Dei dintorni abbiamo raccontato più volte: con la cappa estiva mi sembrano da una parte più praticabili (alla luce del sole?) e dall’altra più faticosi per chi deve sopportare l’afa romana, sommata agli altri disagi di chi ha come casa un marciapiedi, un ponte, un prato, una tenda.
Qualcuno mi aveva raccontato che la volta precedente faceva un caldo terribile anche all’interno dei locali; oggi abbiamo trovato aria condizionata e una gradevole frescura. Abbiamo anche trovato un gran numero di volontari, cosa che ci ha piacevolmente sorpresi.
Dopo qualche tempo che si fa servizio qui, si cominciano a riconoscere le persone che ci vengono a mangiare, ognuno con il suo carattere, ognuno con la sua storia; qualcuno ti rivela anche dei “trucchetti” che permettono di sopravvivere meglio senza tetto: mi tengo abbastanza pulito, giro con gli autobus, ho una sacchetta del pronto soccorso; ho trovato un bello spiazzo riparato sotto al Palazzo dei Congressi: non litigo con nessuno e la sera arriva un poco di frescura. Queste vite mi sembrano più semplici, meno complicate delle nostre: si fa attenzione ai bisogni primari, agli aspetti essenziali della sopravvivenza; ma, forse, è soltanto la sensazione di uno che ha un bel mestiere, la casa, la macchina e i servizi col bidet (cit.: “Il bonzo”, Enzo Jannacci).
Torniamo a noi.
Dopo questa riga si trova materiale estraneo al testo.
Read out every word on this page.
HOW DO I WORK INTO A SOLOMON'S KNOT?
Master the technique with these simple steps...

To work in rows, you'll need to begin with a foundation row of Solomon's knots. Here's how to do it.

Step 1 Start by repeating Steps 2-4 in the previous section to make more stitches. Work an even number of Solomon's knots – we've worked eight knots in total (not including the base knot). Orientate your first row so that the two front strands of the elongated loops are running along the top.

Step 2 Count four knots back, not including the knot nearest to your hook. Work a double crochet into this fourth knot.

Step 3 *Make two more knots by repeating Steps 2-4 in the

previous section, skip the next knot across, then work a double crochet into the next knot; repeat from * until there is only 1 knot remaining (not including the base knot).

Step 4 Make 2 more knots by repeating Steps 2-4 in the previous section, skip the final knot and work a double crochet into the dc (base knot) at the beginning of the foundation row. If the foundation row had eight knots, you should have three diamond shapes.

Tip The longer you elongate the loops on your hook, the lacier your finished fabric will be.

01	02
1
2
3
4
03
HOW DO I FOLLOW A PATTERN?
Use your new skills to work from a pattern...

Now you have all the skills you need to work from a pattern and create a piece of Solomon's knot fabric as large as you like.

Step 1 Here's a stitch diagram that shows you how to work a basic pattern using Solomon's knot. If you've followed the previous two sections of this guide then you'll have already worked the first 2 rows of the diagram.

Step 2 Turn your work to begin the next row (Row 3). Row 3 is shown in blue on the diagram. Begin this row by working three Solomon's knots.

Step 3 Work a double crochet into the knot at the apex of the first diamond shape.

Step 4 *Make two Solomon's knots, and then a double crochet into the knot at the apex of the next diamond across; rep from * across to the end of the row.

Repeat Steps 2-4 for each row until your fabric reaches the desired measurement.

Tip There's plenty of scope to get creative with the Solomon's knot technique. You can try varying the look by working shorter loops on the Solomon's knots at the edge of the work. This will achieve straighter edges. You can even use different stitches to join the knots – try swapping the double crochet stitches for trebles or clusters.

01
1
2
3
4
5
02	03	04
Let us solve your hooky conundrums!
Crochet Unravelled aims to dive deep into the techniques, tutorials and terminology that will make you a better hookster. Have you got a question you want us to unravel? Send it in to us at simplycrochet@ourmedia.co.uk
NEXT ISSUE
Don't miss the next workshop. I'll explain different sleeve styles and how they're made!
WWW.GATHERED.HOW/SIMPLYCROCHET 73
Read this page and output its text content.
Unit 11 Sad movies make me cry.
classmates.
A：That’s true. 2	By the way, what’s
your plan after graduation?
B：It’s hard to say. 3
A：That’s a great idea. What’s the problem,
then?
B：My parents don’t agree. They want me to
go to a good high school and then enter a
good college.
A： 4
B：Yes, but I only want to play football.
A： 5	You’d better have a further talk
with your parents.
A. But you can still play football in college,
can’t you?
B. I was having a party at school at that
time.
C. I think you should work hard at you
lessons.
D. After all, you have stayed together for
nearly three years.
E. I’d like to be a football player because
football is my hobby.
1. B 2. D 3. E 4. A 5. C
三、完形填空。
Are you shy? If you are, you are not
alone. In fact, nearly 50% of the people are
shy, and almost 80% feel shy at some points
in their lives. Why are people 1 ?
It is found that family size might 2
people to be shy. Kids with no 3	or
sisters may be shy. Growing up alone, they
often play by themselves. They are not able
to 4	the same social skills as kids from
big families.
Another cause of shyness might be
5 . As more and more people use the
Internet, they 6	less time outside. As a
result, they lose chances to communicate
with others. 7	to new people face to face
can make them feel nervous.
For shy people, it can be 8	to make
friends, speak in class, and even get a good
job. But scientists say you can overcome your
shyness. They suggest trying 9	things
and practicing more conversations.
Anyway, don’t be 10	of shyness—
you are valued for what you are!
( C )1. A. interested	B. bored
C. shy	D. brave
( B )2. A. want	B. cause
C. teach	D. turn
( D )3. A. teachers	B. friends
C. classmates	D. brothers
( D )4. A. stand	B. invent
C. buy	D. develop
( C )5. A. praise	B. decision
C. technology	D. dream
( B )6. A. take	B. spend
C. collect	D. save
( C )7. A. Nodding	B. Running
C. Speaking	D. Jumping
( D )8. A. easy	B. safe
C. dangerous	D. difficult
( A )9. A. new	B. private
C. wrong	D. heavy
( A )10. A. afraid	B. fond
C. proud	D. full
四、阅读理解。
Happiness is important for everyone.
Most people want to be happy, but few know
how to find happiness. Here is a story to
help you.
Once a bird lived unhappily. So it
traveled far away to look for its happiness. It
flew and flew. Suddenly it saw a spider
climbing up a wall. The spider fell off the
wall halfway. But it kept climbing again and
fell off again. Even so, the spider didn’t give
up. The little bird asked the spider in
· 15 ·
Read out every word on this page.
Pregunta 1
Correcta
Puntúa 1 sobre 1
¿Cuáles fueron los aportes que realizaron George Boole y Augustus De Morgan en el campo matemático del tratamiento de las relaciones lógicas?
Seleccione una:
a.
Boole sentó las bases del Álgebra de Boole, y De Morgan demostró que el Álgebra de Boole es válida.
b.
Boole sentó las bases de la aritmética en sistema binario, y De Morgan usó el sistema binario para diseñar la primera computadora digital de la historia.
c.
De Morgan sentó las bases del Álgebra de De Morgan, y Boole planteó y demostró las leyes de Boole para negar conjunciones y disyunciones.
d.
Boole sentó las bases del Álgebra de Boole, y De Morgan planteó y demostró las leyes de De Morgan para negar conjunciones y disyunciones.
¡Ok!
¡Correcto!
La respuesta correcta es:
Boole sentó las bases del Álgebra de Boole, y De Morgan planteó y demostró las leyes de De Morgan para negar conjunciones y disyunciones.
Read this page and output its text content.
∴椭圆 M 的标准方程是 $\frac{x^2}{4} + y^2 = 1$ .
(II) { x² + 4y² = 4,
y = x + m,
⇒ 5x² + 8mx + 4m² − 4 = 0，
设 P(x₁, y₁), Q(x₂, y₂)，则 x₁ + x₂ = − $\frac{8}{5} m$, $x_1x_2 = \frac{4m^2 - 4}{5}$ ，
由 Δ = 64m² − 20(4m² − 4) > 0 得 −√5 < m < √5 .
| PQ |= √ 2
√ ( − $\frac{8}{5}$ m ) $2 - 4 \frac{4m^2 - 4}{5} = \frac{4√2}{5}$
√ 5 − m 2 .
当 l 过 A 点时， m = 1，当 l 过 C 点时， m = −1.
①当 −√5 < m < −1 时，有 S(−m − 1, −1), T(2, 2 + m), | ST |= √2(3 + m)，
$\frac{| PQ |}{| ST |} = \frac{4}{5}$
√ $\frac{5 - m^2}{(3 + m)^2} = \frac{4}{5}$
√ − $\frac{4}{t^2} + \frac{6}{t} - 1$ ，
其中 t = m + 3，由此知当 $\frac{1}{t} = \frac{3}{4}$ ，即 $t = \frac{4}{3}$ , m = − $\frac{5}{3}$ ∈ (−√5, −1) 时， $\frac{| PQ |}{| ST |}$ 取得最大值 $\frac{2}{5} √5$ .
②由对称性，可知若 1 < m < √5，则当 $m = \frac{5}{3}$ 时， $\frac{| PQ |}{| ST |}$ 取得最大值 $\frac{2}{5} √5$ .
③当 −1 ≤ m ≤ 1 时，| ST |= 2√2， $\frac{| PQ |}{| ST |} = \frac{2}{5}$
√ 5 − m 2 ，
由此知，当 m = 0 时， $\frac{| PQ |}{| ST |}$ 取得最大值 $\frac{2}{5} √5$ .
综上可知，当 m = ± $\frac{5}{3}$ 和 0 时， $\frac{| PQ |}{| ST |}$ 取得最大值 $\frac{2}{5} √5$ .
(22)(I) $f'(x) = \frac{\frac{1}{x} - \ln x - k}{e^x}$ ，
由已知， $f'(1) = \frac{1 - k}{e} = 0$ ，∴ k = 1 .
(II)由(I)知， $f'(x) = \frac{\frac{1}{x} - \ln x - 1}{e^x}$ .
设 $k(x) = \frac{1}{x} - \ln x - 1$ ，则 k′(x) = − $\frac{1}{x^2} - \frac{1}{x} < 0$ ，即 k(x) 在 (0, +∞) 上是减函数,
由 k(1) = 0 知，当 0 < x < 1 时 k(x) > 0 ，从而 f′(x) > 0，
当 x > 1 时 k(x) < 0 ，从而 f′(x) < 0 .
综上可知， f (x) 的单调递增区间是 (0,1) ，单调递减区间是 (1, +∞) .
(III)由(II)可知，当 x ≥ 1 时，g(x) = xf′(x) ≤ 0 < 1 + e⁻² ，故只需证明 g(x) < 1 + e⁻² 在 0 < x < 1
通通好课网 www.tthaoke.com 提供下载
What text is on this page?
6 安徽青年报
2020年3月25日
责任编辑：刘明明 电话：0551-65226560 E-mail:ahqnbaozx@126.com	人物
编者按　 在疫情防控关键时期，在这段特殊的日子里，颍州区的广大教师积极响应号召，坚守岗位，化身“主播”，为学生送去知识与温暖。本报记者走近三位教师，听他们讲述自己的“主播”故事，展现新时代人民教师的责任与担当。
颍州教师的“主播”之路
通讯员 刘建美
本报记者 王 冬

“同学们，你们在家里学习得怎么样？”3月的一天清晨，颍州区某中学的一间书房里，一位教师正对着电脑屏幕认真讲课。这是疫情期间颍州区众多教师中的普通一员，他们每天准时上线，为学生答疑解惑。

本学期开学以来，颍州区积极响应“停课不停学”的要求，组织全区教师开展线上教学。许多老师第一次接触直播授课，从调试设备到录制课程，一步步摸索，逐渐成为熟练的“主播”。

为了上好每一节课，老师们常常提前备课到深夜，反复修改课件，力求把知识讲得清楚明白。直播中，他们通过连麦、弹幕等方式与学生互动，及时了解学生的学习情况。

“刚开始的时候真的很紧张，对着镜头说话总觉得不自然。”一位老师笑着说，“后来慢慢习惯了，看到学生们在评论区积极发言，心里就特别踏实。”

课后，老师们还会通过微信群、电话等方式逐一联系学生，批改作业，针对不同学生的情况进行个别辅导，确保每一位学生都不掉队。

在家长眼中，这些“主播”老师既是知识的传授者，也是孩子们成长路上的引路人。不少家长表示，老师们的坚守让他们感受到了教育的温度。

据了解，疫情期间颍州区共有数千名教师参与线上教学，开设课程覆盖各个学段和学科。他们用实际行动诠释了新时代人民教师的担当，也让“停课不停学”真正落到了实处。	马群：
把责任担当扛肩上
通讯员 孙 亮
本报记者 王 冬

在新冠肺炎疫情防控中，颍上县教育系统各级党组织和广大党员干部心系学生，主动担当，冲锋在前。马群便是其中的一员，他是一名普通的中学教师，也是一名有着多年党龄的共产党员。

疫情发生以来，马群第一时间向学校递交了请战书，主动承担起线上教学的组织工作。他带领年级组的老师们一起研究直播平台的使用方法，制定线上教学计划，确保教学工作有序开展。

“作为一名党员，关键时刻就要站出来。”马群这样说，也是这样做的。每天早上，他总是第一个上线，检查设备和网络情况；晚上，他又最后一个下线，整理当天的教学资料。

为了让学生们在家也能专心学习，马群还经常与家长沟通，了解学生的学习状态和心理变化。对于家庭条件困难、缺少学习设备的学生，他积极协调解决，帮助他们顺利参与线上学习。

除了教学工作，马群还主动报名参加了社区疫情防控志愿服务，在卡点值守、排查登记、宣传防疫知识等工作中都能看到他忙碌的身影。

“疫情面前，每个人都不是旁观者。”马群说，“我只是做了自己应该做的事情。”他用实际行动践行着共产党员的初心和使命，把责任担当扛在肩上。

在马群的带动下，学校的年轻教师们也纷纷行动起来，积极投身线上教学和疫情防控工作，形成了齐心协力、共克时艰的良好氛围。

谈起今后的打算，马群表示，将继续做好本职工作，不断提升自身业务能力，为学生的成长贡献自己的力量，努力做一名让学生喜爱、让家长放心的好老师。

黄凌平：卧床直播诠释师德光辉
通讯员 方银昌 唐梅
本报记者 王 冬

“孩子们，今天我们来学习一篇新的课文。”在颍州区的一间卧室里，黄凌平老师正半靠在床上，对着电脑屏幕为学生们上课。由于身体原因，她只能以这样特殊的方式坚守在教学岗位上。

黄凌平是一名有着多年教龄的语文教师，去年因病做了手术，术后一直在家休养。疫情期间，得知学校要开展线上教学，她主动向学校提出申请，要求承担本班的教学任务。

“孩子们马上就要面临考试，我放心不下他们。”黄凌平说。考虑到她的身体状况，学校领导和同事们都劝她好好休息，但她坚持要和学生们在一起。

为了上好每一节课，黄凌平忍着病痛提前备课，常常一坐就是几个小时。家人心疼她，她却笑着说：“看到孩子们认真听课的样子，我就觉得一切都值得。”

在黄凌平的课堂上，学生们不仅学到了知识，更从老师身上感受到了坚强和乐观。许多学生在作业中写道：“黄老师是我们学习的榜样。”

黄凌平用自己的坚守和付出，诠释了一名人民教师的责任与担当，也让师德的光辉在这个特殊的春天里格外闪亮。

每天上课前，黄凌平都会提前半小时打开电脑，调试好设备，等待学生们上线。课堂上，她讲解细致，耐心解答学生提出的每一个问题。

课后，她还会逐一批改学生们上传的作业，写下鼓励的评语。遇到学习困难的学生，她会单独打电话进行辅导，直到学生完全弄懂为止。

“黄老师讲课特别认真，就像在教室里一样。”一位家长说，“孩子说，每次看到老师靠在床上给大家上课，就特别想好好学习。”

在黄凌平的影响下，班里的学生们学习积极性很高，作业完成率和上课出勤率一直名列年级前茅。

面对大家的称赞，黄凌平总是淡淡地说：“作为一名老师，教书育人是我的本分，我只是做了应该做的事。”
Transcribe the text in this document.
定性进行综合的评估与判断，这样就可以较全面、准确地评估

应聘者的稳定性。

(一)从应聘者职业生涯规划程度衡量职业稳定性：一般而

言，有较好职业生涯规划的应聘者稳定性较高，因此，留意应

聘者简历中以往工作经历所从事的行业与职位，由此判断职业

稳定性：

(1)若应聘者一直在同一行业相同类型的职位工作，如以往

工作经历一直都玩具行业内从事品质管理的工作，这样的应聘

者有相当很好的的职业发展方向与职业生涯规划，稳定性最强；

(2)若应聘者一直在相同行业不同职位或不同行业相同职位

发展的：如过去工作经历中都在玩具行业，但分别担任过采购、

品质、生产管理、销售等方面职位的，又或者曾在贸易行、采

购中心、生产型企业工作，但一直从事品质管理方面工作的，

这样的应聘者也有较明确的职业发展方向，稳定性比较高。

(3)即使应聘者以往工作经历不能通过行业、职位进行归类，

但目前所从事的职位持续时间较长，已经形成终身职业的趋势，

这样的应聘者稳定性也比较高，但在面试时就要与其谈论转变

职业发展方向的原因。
Una volta entrati nella sala, come al solito, ci si divide tra le varie occupazioni: chi sta alla linea dei pasti, chi in sala a portare brocche d’acqua e pulire i tavoli utilizzati, chi toglie il carrello dei vassoi per portarli al lavaggio, qualcuno dà una mano in cucina, altri registrano i commensali. A me e Fernando i responsabili hanno chiesto di stare all’ingresso a controllare la fila; questo compito è un po’ complicato dal fatto che tutti quelli in coda hanno fame, che qualcuno “sgradassa” (cfr.: prima parentesi) e vuole infilarsi, passa davanti: tra noi due – con modi sempre tranquilli – e la ragionevolezza degli altri in fila, si riesce sempre a controllare abbastanza la situazione; quella che “devo solo prendere il caffè”, quello con la stampella, la signora anziana che zoppica, insomma, passano e gli altri si rassegnano, più o meno pazienti.
Il pomeriggio va avanti tranquillamente, tutto pare funzionare come deve. Con il passare del tempo non c’è più fila: entriamo a dare una mano in sala, a pulire e rifornire gli ospiti di brocche di acqua fresca, che si scalda alla velocità del suono.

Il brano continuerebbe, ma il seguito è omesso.